Solving the Quadratic Equation

We are now faced with the quadratic equation $2z^2 - 7z + 3 = 0$. There are several methods to solve quadratic equations, including factoring, completing the square, and using the quadratic formula. Let's try factoring first, as it's often the quickest if the equation is factorable.

We are looking for two numbers that multiply to $(2 \times 3 = 6)$ and add up to $-7$. These numbers are $-1$ and $-6$. We can use these numbers to rewrite the middle term $-7z$ as $-z - 6z$:

$$2z^2 - z - 6z + 3 = 0$$

Now, we can factor by grouping. Group the first two terms and the last two terms:

$$(2z^2 - z) + (-6z + 3) = 0$$

Factor out the greatest common factor from each group:

$$z(2z - 1) - 3(2z - 1) = 0$$

Notice that we have a common binomial factor $(2z - 1)$. We can factor this out:

$$(2z - 1)(z - 3) = 0$$

For this product to be zero, at least one of the factors must be zero. So, we set each factor equal to zero and solve for $z$:

Case 1: $2z - 1 = 0$

$$2z = 1$$

$$z = \frac{1}{2}$$

Case 2: $z - 3 = 0$

$$z = 3$$

So, our potential solutions are $z = \frac{1}{2}$ and $z = 3$. These are the values that satisfy the quadratic equation $2z^2 - 7z + 3 = 0$. The next crucial step is to verify if these solutions are valid for the original rational equation by checking them against the restrictions we identified earlier: $z \neq 0$ and $z \neq 2$.

Checking for Extraneous Solutions

This is a critical phase in solving rational equations. We found two potential solutions: $z = \frac{1}{2}$ and $z = 3$. Now, we must compare these with the values that would make the original denominators zero. Our restrictions were $z \neq 0$ and $z \neq 2$.

Let's examine our first potential solution, $z = \frac{1}{2}$. Is $\frac{1}{2}$ equal to 0? No. Is $\frac{1}{2}$ equal to 2? No. Therefore, $z = \frac{1}{2}$ is a valid solution.

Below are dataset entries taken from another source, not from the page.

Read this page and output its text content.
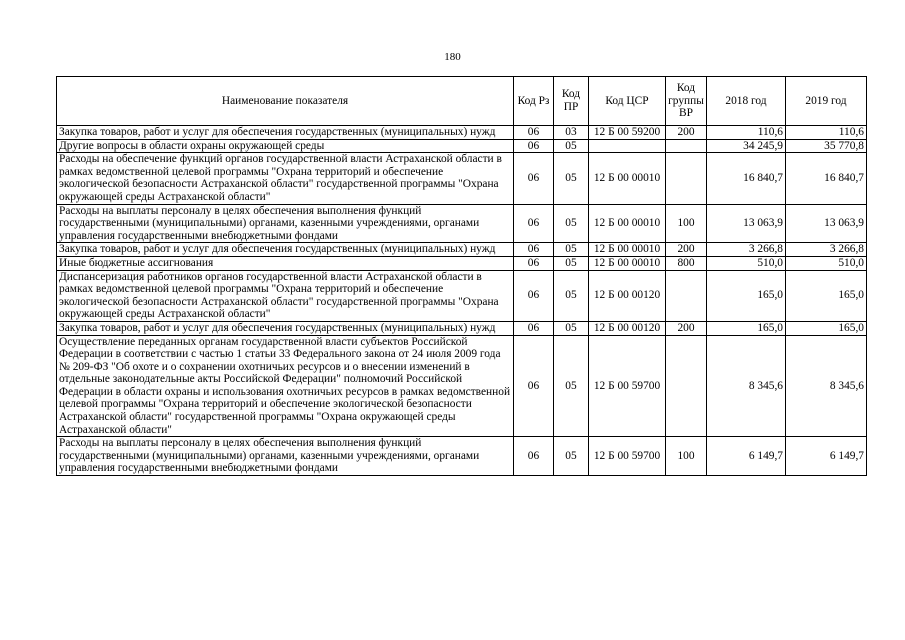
180
Наименование показателя	Код Рз	Код ПР	Код ЦСР	Код группы ВР	2018 год	2019 год
Закупка товаров, работ и услуг для обеспечения государственных (муниципальных) нужд	06	03	12 Б 00 59200	200	110,6	110,6
Другие вопросы в области охраны окружающей среды	06	05			34 245,9	35 770,8
Расходы на обеспечение функций органов государственной власти Астраханской области в рамках ведомственной целевой программы "Охрана территорий и обеспечение экологической безопасности Астраханской области" государственной программы "Охрана окружающей среды Астраханской области"	06	05	12 Б 00 00010		16 840,7	16 840,7
Расходы на выплаты персоналу в целях обеспечения выполнения функций государственными (муниципальными) органами, казенными учреждениями, органами управления государственными внебюджетными фондами	06	05	12 Б 00 00010	100	13 063,9	13 063,9
Закупка товаров, работ и услуг для обеспечения государственных (муниципальных) нужд	06	05	12 Б 00 00010	200	3 266,8	3 266,8
Иные бюджетные ассигнования	06	05	12 Б 00 00010	800	510,0	510,0
Диспансеризация работников органов государственной власти Астраханской области в рамках ведомственной целевой программы "Охрана территорий и обеспечение экологической безопасности Астраханской области" государственной программы "Охрана окружающей среды Астраханской области"	06	05	12 Б 00 00120		165,0	165,0
Закупка товаров, работ и услуг для обеспечения государственных (муниципальных) нужд	06	05	12 Б 00 00120	200	165,0	165,0
Осуществление переданных органам государственной власти субъектов Российской Федерации в соответствии с частью 1 статьи 33 Федерального закона от 24 июля 2009 года № 209-ФЗ "Об охоте и о сохранении охотничьих ресурсов и о внесении изменений в отдельные законодательные акты Российской Федерации" полномочий Российской Федерации в области охраны и использования охотничьих ресурсов в рамках ведомственной целевой программы "Охрана территорий и обеспечение экологической безопасности Астраханской области" государственной программы "Охрана окружающей среды Астраханской области"	06	05	12 Б 00 59700		8 345,6	8 345,6
Расходы на выплаты персоналу в целях обеспечения выполнения функций государственными (муниципальными) органами, казенными учреждениями, органами управления государственными внебюджетными фондами	06	05	12 Б 00 59700	100	6 149,7	6 149,7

Now, let's look at our second potential solution, $z = 3$. Is 3 equal to 0? No. Is 3 equal to 2? No. Therefore, $z = 3$ is also a valid solution.

Since both potential solutions do not violate the initial restrictions, they are both actual solutions to the original equation $\frac{9}{z}+\frac{9}{z-2}=12$. This means that when $z$ is $\frac{1}{2}$ or $3$, the equation holds true. It's always a good practice to plug these values back into the original equation to double-check, but since they passed the restriction test, we can be confident in our answer.

Conclusion: The Solutions Revealed

After carefully navigating the steps of clearing denominators, simplifying, and solving the resulting quadratic equation, we have arrived at our answer. The equation $\frac{9}{z}+\frac{9}{z-2}=12$ has two distinct solutions. These solutions are $z = \frac{1}{2}$ and $z = 3$. Both of these values are valid because they do not cause any denominator in the original equation to become zero. This meticulous process ensures that we have found all possible values for $z$ that satisfy the given condition.

Understanding how to solve rational equations is a fundamental skill in algebra, opening doors to solving more complex problems in various fields, including engineering, physics, and economics. The key is to be systematic, mindful of restrictions, and confident in your algebraic manipulation.

For further exploration and practice with algebraic equations, you might find the resources at Khan Academy to be incredibly helpful. They offer a wide range of lessons and practice problems on various mathematical topics, including solving rational and quadratic equations.

Options Recap:

A. no solution B. 3 C. $\frac{1}{2}$ and 3 D. $\frac{1}{2}$

Based on our analysis, the correct option is C. $\frac{1}{2}$ and 3.